Angebote zur Familienfreundlichkeit machen den Unterschied

Unternehmen, die sich stark in der Vereinbarkeit von Beruf und Familie engagieren, haben im Vergleich zu Arbeitgebenden, die es nicht tun, eine um 60 Prozent geringere Fehlzeitenquote, knapp 50 Prozent weniger Krankmeldungen, 20 Prozent weniger Eigenkündigungen und eine um 17 Prozent schnellere Besetzung offener Stellen. „Spätestens dieses Wissen macht deutlich: Die Bedeutung der Angebote zur Vereinbarkeit von Familie und Beruf sind für ein Unternehmen nicht zu unterschätzen“, erklärte Dr. Jürgen Grüner, Geschäftsführer der wfc Wirtschaftsförderung Kreis Coesfeld GmbH, am Montagabend beim wfc-InnovationsImpuls „Alles im Einklang?! Wege zur besseren Vereinbarkeit von Beruf und Familie“.

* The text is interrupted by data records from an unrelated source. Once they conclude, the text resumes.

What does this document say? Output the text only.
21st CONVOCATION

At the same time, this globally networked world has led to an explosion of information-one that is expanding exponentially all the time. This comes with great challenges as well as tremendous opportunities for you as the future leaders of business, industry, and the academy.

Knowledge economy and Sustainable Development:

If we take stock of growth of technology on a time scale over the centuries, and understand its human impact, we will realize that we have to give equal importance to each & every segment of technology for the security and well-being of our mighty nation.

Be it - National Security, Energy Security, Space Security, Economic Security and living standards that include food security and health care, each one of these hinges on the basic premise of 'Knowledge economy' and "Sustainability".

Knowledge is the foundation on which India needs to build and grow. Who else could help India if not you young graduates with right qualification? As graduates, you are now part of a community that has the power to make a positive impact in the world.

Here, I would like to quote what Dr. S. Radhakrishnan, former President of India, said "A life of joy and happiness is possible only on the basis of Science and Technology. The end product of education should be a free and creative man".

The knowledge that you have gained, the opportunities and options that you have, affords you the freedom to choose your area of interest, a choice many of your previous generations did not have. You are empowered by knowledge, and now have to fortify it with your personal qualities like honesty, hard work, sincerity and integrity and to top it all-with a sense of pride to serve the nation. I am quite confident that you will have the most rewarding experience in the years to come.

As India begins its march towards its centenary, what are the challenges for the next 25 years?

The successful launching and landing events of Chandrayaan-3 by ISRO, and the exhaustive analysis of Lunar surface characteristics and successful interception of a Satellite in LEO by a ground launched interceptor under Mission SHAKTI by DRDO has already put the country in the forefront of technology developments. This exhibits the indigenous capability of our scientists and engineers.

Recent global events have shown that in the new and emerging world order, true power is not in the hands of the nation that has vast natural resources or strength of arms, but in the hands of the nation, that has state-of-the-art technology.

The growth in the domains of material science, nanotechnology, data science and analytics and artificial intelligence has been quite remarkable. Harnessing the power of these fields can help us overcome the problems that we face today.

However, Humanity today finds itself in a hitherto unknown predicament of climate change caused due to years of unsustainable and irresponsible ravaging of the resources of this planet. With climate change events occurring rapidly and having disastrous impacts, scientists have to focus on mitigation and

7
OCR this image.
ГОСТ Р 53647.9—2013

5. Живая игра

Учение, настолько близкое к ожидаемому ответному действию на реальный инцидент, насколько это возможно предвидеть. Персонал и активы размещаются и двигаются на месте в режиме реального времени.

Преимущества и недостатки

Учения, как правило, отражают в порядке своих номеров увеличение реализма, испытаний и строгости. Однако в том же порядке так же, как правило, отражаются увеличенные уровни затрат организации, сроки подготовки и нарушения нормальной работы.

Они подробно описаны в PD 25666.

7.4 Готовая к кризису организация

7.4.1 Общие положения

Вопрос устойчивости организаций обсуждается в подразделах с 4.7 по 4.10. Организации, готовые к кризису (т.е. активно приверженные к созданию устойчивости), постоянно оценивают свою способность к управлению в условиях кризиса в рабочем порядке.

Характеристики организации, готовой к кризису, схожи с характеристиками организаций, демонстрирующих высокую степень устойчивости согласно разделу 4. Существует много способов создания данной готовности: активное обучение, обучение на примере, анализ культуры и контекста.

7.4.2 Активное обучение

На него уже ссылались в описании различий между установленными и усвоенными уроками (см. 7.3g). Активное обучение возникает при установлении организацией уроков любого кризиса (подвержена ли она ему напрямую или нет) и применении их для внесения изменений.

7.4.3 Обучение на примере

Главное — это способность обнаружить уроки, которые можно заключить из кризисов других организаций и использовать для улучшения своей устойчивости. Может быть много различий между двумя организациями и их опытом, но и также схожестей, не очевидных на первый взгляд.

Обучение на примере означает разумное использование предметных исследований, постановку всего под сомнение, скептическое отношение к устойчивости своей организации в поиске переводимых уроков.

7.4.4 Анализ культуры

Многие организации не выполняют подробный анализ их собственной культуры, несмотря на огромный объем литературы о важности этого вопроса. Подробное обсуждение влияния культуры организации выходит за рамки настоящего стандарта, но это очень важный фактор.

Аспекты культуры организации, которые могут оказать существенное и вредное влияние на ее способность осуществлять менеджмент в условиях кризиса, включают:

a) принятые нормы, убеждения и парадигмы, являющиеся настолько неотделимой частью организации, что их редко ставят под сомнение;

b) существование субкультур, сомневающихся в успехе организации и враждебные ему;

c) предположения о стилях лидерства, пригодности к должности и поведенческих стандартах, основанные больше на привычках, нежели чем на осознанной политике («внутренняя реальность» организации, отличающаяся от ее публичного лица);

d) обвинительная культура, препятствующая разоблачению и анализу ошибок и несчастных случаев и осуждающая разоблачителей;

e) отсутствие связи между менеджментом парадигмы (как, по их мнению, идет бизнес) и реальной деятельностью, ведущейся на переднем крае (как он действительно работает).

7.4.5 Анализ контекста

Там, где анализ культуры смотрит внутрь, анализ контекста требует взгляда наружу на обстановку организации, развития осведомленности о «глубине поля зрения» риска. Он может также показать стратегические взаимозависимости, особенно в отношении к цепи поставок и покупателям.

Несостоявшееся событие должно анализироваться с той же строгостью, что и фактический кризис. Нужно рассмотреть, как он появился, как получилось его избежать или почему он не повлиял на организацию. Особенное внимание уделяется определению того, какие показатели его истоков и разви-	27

Angebote müssen passgenau und flexibel sein

In Kooperation mit dem Forschungszentrum Familienbewusste Personalpolitik (FFP) hatte die wfc im neuen Tagungsgebäude der Werkstätten Karthaus in Dülmen aktuelle Zahlen, wissenschaftliche Hintergründe, Beispiele aus der Praxis sowie die konkreten Angebote der wfc, des FFP und des Kompetenzzentrums Frau und Beruf Münsterland zum Thema vorgestellt. Denn: „Angebote zur Vereinbarkeit von Familie und Beruf bringen nur etwas, wenn sie passgenau und flexibel sind – und die Mitarbeitenden regelmäßig gefragt werden, ob die aktuellen Angebote noch ihrem Bedarf entsprechen oder verändert werden müssen“, erklärte Henning Stroers vom Forschungszentrum Familienbewusste Personalpolitik in Münster.

 

Viele Unternehmen haben das bereits erkannt, und doch scheint sich noch einiges bewegen zu müssen. „Laut einer Umfrage des Bundesfamilienministeriums von 2019 schätzen 44 Prozent der Arbeitgebenden die Unternehmenskultur in Deutschland als sehr familienfreundlich ein, aber nur 24 Prozent der Beschäftigten“, zitierte Corinna Schein vom Forschungszentrum Familienbewusste Personalpolitik. „Diese Zahlen zeigen auch ein Problem, das wir immer wieder in Unternehmen beobachten: Es gibt große Defizite bei der Kommunikation der Angebote – sowohl innerhalb des Unternehmens als auch nach außen.“

Praxisbeispiel: Christophorus Trägergesellschaft

Ideen zur Lösung des Problems aus der Praxis stellte Angele Daalmann, Leiterin Strategisches Personalmanagement der Christophorus Trägergesellschaft, vor. Die Gesellschaft hat ihre Angebote zur Vereinbarkeit von Beruf und Familie oder Pflege vor kurzem unter dem Dach „Beruf und Leben“ zusammengefasst. Dazu gehören neben Angeboten für Familien viele weitere Angebote wie zum Beispiel unterschiedliche Arbeitszeitmodelle, Jahresgespräche mit den Mitarbeitern, Möglichkeiten der betrieblichen Altersvorsorge oder das betriebliche Gesundheitsmanagement. „So können wir deutlich machen, dass wir für viele Mitarbeiter etwas bieten und nicht begrenzt sind auf jene, die sich um Kinder kümmern oder Angehörige pflegen“, sagte Daalmann.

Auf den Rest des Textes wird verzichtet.